INGLEWOOD, Calif. - In Inglewood, people protested near the SoFi stadium Thursday about racial injustices, George Floyd, and Colin Kaepernick.
"Roger Goodell needs to apologize to Colin Kaepernick. In addition, he needs an opportunity to get his job back, as I just said, he's capable of playing in the National Football League right now," said Terrell Owens, a former NFL wide-receiver.
Kaepernick peacefully protested by kneeling during the National Anthem and is now a free agent. Owens referred to his case as a "serious issue."
"This is a serious issue. This is a systemic issue, and it doesn't just stop or start with Colin Kaepernick," said Owens.
Some people believe Kaepernick's case is an example of institutional racism, which is a deep concept involving wealth, income, healthcare, housing, and other disparities.
"Institutional and structural racism is something that lingers and lasts even if we were able to get rid of all prejudice, even if we were able to put something in the water tomorrow that had us all wake up and not feel any racial animosity towards anybody, looked at everybody just the same, we would still have neighborhoods that have crumbling schools," said USC Law Professor, Jody Armour.
Armour said institutional racism is also prevalent on Skid Row.
"You look to your left and your right and you see there 75 percent black faces.
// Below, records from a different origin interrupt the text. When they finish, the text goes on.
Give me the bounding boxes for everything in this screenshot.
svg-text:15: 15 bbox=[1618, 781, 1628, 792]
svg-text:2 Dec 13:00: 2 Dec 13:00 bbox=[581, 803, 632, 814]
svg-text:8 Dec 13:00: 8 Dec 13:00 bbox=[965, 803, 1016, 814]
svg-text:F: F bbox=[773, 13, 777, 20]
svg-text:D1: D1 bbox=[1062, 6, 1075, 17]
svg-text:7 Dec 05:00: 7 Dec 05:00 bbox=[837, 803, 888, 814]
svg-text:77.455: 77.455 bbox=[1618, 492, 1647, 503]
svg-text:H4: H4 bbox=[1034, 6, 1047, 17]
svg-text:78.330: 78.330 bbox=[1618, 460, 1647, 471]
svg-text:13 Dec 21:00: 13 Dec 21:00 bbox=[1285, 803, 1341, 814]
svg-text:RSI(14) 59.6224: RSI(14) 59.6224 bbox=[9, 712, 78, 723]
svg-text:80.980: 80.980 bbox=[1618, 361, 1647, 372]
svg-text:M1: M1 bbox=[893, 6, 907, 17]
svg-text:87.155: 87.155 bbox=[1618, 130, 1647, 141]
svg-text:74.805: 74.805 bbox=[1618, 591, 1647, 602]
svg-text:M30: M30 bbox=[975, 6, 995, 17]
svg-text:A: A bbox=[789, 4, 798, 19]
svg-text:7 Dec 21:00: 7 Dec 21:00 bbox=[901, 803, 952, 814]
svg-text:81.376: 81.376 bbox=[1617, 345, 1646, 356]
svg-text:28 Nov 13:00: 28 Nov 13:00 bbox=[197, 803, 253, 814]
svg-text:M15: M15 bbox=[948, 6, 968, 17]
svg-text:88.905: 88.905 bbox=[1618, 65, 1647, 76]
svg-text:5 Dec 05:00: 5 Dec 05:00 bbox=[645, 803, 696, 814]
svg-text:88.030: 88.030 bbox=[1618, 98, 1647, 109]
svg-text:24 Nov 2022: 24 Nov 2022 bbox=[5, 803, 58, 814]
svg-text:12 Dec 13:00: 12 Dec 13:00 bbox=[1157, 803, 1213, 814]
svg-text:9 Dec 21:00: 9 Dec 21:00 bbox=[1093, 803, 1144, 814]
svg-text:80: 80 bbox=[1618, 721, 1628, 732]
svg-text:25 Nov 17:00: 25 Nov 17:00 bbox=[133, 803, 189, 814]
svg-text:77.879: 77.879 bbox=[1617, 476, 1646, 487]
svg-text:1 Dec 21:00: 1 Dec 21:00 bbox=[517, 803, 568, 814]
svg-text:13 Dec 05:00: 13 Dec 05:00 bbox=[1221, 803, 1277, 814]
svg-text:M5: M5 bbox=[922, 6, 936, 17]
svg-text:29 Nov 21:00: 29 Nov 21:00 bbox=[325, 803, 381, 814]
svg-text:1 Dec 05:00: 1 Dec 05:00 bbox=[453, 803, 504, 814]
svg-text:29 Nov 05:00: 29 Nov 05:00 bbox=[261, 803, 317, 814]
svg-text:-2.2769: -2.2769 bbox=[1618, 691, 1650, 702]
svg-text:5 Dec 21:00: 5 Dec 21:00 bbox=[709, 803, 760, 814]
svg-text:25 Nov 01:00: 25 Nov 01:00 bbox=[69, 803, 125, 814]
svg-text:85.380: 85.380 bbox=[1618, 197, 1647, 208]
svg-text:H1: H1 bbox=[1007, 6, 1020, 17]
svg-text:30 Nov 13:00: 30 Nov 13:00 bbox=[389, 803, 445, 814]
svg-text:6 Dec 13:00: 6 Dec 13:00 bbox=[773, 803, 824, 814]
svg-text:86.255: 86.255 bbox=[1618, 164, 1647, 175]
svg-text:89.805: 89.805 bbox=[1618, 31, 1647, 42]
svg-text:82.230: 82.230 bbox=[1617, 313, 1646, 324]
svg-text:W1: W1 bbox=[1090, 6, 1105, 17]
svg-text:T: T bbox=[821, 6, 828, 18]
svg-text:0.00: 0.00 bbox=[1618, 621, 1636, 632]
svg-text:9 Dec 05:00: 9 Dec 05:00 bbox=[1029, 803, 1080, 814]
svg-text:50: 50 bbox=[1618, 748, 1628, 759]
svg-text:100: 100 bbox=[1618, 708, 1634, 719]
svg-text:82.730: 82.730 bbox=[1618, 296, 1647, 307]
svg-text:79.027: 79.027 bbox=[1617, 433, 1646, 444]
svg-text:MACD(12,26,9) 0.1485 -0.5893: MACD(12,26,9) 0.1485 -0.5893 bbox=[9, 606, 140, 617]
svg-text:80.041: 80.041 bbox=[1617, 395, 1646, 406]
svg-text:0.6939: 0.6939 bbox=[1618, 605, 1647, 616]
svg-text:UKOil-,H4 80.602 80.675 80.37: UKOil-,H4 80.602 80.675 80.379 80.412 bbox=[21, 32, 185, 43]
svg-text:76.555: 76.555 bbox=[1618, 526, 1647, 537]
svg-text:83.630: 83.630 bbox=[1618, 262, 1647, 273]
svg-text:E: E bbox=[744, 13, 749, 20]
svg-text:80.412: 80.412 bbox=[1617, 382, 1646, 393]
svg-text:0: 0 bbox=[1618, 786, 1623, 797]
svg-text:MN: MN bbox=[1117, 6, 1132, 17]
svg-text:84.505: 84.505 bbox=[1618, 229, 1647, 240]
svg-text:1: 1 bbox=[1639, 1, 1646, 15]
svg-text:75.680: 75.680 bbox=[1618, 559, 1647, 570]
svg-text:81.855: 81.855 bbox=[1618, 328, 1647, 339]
They did not have affordable housing. They did not have adequate health care. They did not have social services that would address their needs," said Armour.
Armour also discussed the disparities in predominately black neighborhoods.
"Institutional racism goes to what banks will loan what money to what customers, what neighborhoods they will make mortgage loans in. A lot of black neighborhoods are close to environmental toxins, and that's why black people have a higher asthma rate, which is a factor when it comes to coronavirus, and makes it more lethal," said Armour.